Tem oito meses que a Terça do Vinil acontece no pátio da Galeria Joana D’arc, e o casamento da festa com o local já tinha dado certo logo no primeiro mês. Mas o movimento foi crescendo cada vez mais, e hoje ele envolve até os outros locatários e tem se saído bem como atração para turistas.

Com o pátio cheio, a preocupação é outra. “A nossa preocupação hoje está sendo o controle de público, neste período de férias, temos precisado fechar o portão, e a Galeria está fechando às 2h, tudo pra manter a segurança dos clientes”, explica a administradora da galeria, Liliana Pinheiro. É o seguinte: se o pátio estiver cheio, fecha o portão, e ninguém mais entra. “Tomamos essa medida para garantir o conforto de quem vem”, acrescenta.

Com o sucesso, os estabelecimentos da galeria tem se movimentado para aproveitar, cada um, à sua forma.
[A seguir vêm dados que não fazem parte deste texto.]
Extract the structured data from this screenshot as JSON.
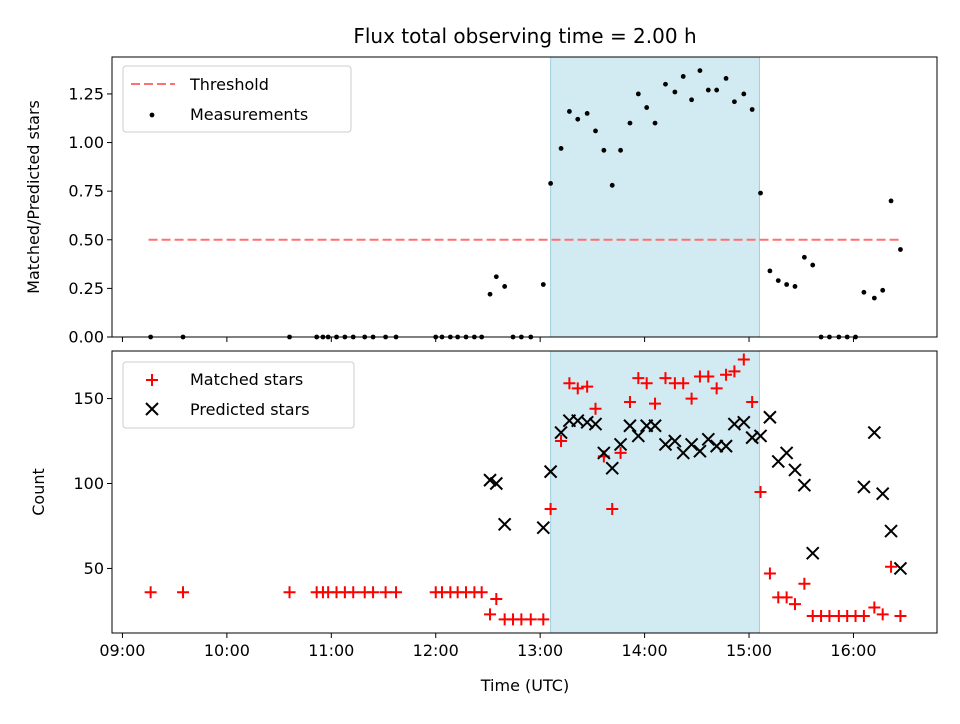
{
  "chart_data": {
    "type": "scatter",
    "title": "Flux total observing time = 2.00 h",
    "xlabel": "Time (UTC)",
    "x_tick_labels": [
      "09:00",
      "10:00",
      "11:00",
      "12:00",
      "13:00",
      "14:00",
      "15:00",
      "16:00"
    ],
    "x_tick_values": [
      9,
      10,
      11,
      12,
      13,
      14,
      15,
      16
    ],
    "xlim": [
      8.9,
      16.8
    ],
    "highlight_span": [
      13.1,
      15.1
    ],
    "colors": {
      "threshold": "#ff7070",
      "matched": "#ff0000",
      "predicted": "#000000",
      "measurement": "#000000",
      "span": "#add8e6"
    },
    "panels": [
      {
        "ylabel": "Matched/Predicted stars",
        "ylim": [
          0,
          1.44
        ],
        "y_ticks": [
          0.0,
          0.25,
          0.5,
          0.75,
          1.0,
          1.25
        ],
        "y_tick_labels": [
          "0.00",
          "0.25",
          "0.50",
          "0.75",
          "1.00",
          "1.25"
        ],
        "legend_position": "upper-left",
        "threshold": {
          "name": "Threshold",
          "x": [
            9.25,
            16.45
          ],
          "y": 0.5
        },
        "series": [
          {
            "name": "Measurements",
            "x": [
              9.27,
              9.58,
              10.6,
              10.86,
              10.92,
              10.97,
              11.05,
              11.13,
              11.21,
              11.32,
              11.4,
              11.52,
              11.62,
              12.0,
              12.06,
              12.14,
              12.21,
              12.29,
              12.37,
              12.44,
              12.52,
              12.58,
              12.66,
              12.74,
              12.82,
              12.91,
              13.03,
              13.1,
              13.2,
              13.28,
              13.36,
              13.45,
              13.53,
              13.61,
              13.69,
              13.77,
              13.86,
              13.94,
              14.02,
              14.1,
              14.2,
              14.29,
              14.37,
              14.45,
              14.53,
              14.61,
              14.69,
              14.78,
              14.86,
              14.95,
              15.03,
              15.11,
              15.2,
              15.28,
              15.36,
              15.44,
              15.53,
              15.61,
              15.69,
              15.77,
              15.86,
              15.94,
              16.02,
              16.1,
              16.2,
              16.28,
              16.36,
              16.45
            ],
            "y": [
              0,
              0,
              0,
              0,
              0,
              0,
              0,
              0,
              0,
              0,
              0,
              0,
              0,
              0,
              0,
              0,
              0,
              0,
              0,
              0,
              0.22,
              0.31,
              0.26,
              0,
              0,
              0,
              0.27,
              0.79,
              0.97,
              1.16,
              1.12,
              1.15,
              1.06,
              0.96,
              0.78,
              0.96,
              1.1,
              1.25,
              1.18,
              1.1,
              1.3,
              1.26,
              1.34,
              1.22,
              1.37,
              1.27,
              1.27,
              1.33,
              1.21,
              1.25,
              1.17,
              0.74,
              0.34,
              0.29,
              0.27,
              0.26,
              0.41,
              0.37,
              0,
              0,
              0,
              0,
              0,
              0.23,
              0.2,
              0.24,
              0.7,
              0.45
            ]
          }
        ]
      },
      {
        "ylabel": "Count",
        "ylim": [
          12,
          178
        ],
        "y_ticks": [
          50,
          100,
          150
        ],
        "y_tick_labels": [
          "50",
          "100",
          "150"
        ],
        "legend_position": "upper-left",
        "series": [
          {
            "name": "Matched stars",
            "marker": "plus",
            "x": [
              9.27,
              9.58,
              10.6,
              10.86,
              10.92,
              10.97,
              11.05,
              11.13,
              11.21,
              11.32,
              11.4,
              11.52,
              11.62,
              12.0,
              12.06,
              12.14,
              12.21,
              12.29,
              12.37,
              12.44,
              12.52,
              12.58,
              12.66,
              12.74,
              12.82,
              12.91,
              13.03,
              13.1,
              13.2,
              13.28,
              13.36,
              13.45,
              13.53,
              13.61,
              13.69,
              13.77,
              13.86,
              13.94,
              14.02,
              14.1,
              14.2,
              14.29,
              14.37,
              14.45,
              14.53,
              14.61,
              14.69,
              14.78,
              14.86,
              14.95,
              15.03,
              15.11,
              15.2,
              15.28,
              15.36,
              15.44,
              15.53,
              15.61,
              15.69,
              15.77,
              15.86,
              15.94,
              16.02,
              16.1,
              16.2,
              16.28,
              16.36,
              16.45
            ],
            "y": [
              36,
              36,
              36,
              36,
              36,
              36,
              36,
              36,
              36,
              36,
              36,
              36,
              36,
              36,
              36,
              36,
              36,
              36,
              36,
              36,
              23,
              32,
              20,
              20,
              20,
              20,
              20,
              85,
              125,
              159,
              156,
              157,
              144,
              116,
              85,
              118,
              148,
              162,
              159,
              147,
              162,
              159,
              159,
              150,
              163,
              163,
              156,
              164,
              166,
              173,
              148,
              95,
              47,
              33,
              33,
              29,
              41,
              22,
              22,
              22,
              22,
              22,
              22,
              22,
              27,
              23,
              51,
              22
            ]
          },
          {
            "name": "Predicted stars",
            "marker": "x",
            "x": [
              12.52,
              12.58,
              12.66,
              13.03,
              13.1,
              13.2,
              13.28,
              13.36,
              13.45,
              13.53,
              13.61,
              13.69,
              13.77,
              13.86,
              13.94,
              14.02,
              14.1,
              14.2,
              14.29,
              14.37,
              14.45,
              14.53,
              14.61,
              14.69,
              14.78,
              14.86,
              14.95,
              15.03,
              15.11,
              15.2,
              15.28,
              15.36,
              15.44,
              15.53,
              15.61,
              16.1,
              16.2,
              16.28,
              16.36,
              16.45
            ],
            "y": [
              102,
              100,
              76,
              74,
              107,
              130,
              137,
              137,
              136,
              135,
              118,
              109,
              123,
              134,
              128,
              134,
              134,
              123,
              125,
              118,
              123,
              119,
              126,
              122,
              122,
              135,
              136,
              127,
              128,
              139,
              113,
              118,
              108,
              99,
              59,
              98,
              130,
              94,
              72,
              50
            ]
          }
        ]
      }
    ]
  }
}
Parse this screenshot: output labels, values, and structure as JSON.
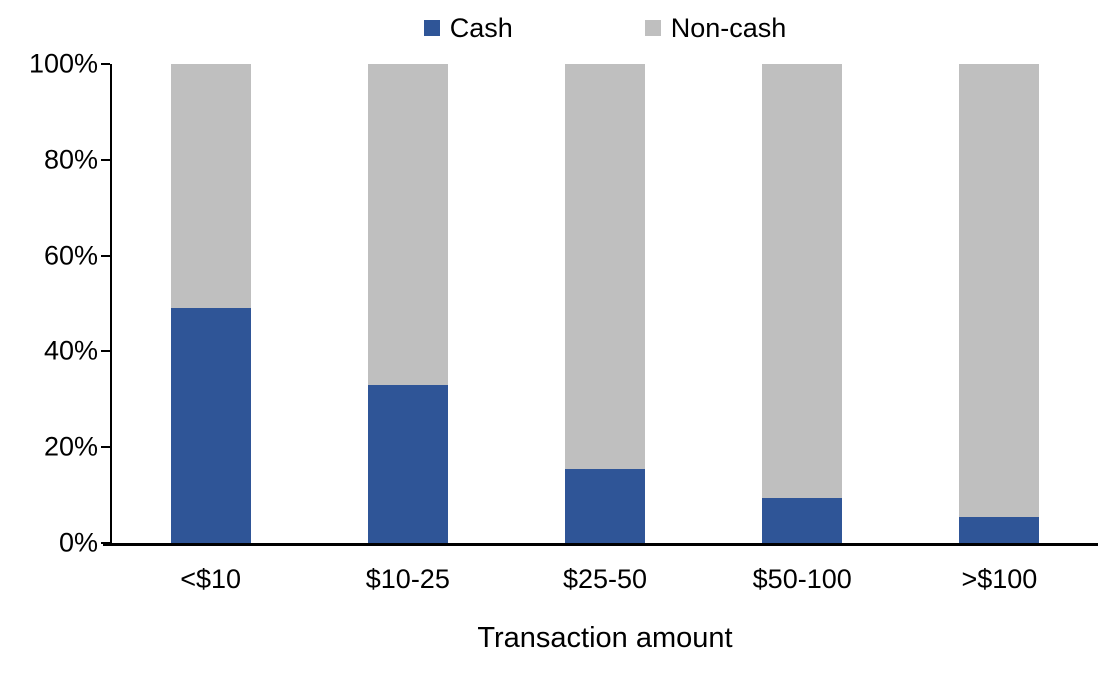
{
  "chart_data": {
    "type": "bar",
    "stacked": true,
    "title": "",
    "xlabel": "Transaction amount",
    "ylabel": "",
    "categories": [
      "<$10",
      "$10-25",
      "$25-50",
      "$50-100",
      ">$100"
    ],
    "series": [
      {
        "name": "Cash",
        "color": "#2F5597",
        "values": [
          49,
          33,
          15.5,
          9.5,
          5.5
        ]
      },
      {
        "name": "Non-cash",
        "color": "#BFBFBF",
        "values": [
          51,
          67,
          84.5,
          90.5,
          94.5
        ]
      }
    ],
    "ylim": [
      0,
      100
    ],
    "yticks": [
      0,
      20,
      40,
      60,
      80,
      100
    ],
    "ytick_labels": [
      "0%",
      "20%",
      "40%",
      "60%",
      "80%",
      "100%"
    ],
    "legend_position": "top",
    "grid": false,
    "axis_color": "#000000",
    "background_color": "#FFFFFF"
  }
}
O Nando ZV Studio e Galeria costuma sediar exposições e fazer flash days no horário da Terça do Vinil. “Deram uma parada neste período, mas deve voltar”, comenta Liliana.
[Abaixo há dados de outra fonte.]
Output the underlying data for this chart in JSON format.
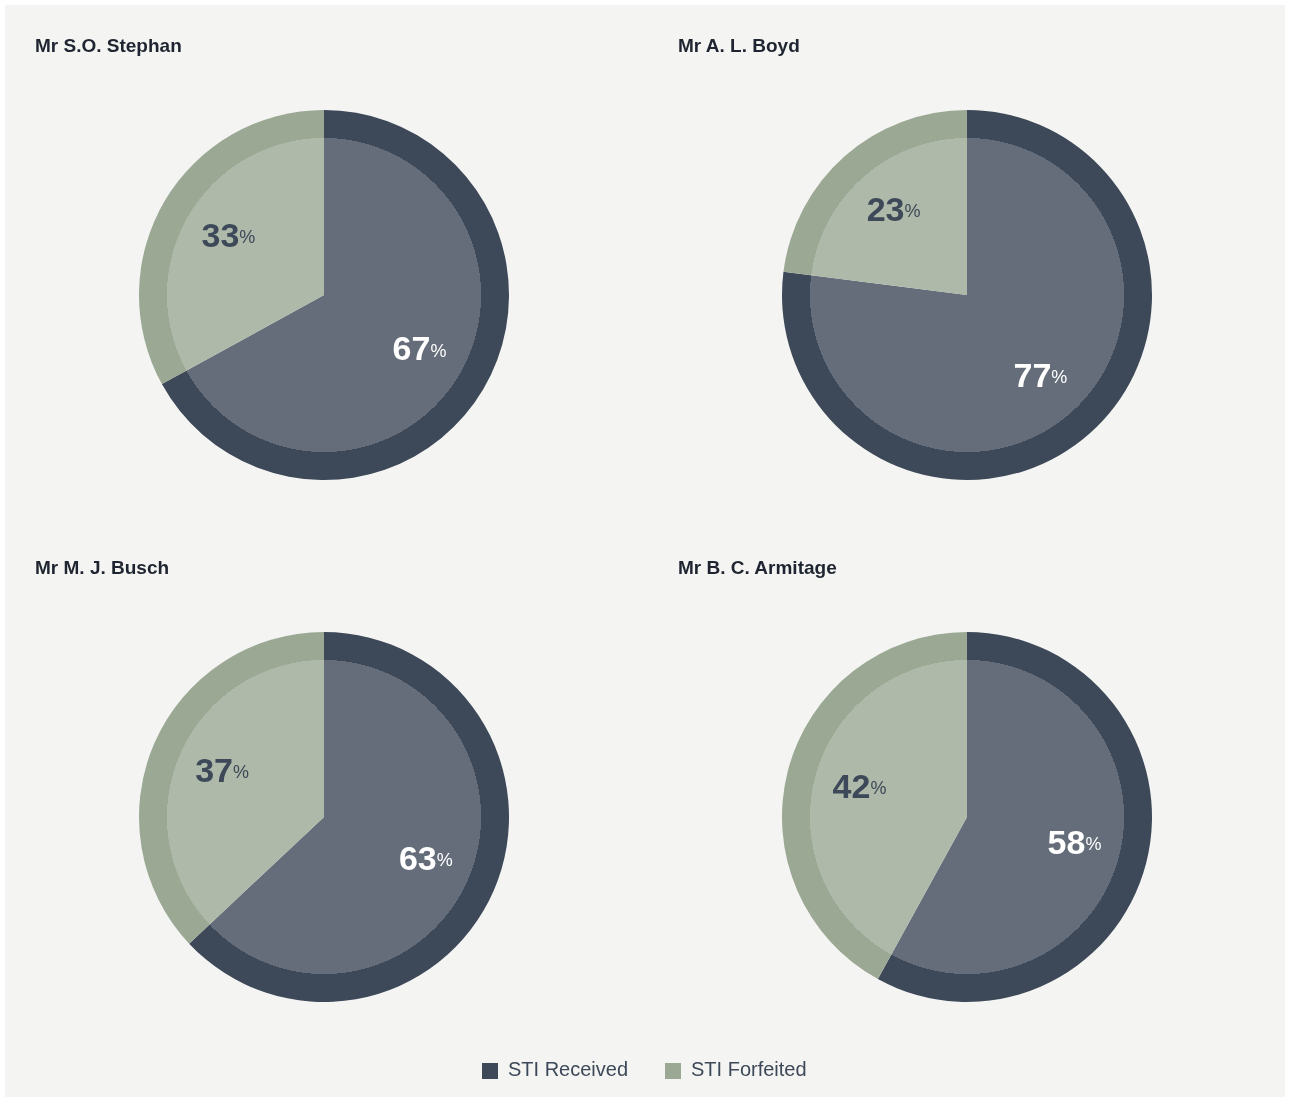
{
  "chart_data": [
    {
      "type": "pie",
      "title": "Mr S.O. Stephan",
      "categories": [
        "STI Received",
        "STI Forfeited"
      ],
      "values": [
        67,
        33
      ],
      "value_labels": [
        "67%",
        "33%"
      ],
      "colors": [
        "#3d4858",
        "#9aa894"
      ],
      "legend": "bottom"
    },
    {
      "type": "pie",
      "title": "Mr A. L. Boyd",
      "categories": [
        null,
        null
      ],
      "values": [
        77,
        23
      ],
      "value_labels": [
        "77%",
        "23%"
      ],
      "colors": [
        "#3d4858",
        "#9aa894"
      ]
    },
    {
      "type": "pie",
      "title": "Mr M. J. Busch",
      "categories": [
        null,
        null
      ],
      "values": [
        63,
        37
      ],
      "value_labels": [
        "63%",
        "37%"
      ],
      "colors": [
        "#3d4858",
        "#9aa894"
      ]
    },
    {
      "type": "pie",
      "title": "Mr B. C. Armitage",
      "categories": [
        null,
        null
      ],
      "values": [
        58,
        42
      ],
      "value_labels": [
        "58%",
        "42%"
      ],
      "colors": [
        "#3d4858",
        "#9aa894"
      ]
    }
  ]
}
Para quem quer esticar a noite da terça, a opção está no mesmo prédio. É que o Empório Nova Raiz promove o after, com mais som e serviço de bar.

Evento tem lotado o pátio da Galeria Joana D’arc (foto: Facebook/Galeria Joana D’arc)

Para ela, o sucesso se deve à maior segurança que a galeria oferece à Terça do Vinil, que sempre aconteceu em locais públicos, com uma exposição maior para crimes, como arrastões. Ela também comenta da tradição cultural da galeria. “Acho que é um local que tem uma pegada cultural já de tradição e isso combina muito com esse projeto, música de ótima qualidade”.

Mas, presta atenção. O DJ 440 começa os trabalhos às 19h30 e vai até as 23h30. O portal tem sido fechado por volta das 22h – ou um pouco mais. E aí não entra mais ninguém.

O projeto teve início em Olinda e estava há três anos no Pátio da Santa Cruz, na Boa Vista, Centro do Recife. “O objetivo é levar o público que o acompanhava no Pátio de Santa Cruz, no Centro do Recife, para a Zona Sul, e trazer para perto pessoas que curtem uma discotecagem, mas não saem dos bairros vizinhos ao Pina, como Boa Viagem e Piedade”, comenta o DJ 440.

Para curtir e dançar clássicos da música brasileira, raridades e novidades no meio fonográfico, é cobrado um couvert de R$ 5. O acesso passa a ser pela porta da frente da galeria, na Av. Herculano Bandeira, e não mais pela Av. Encanta Moça.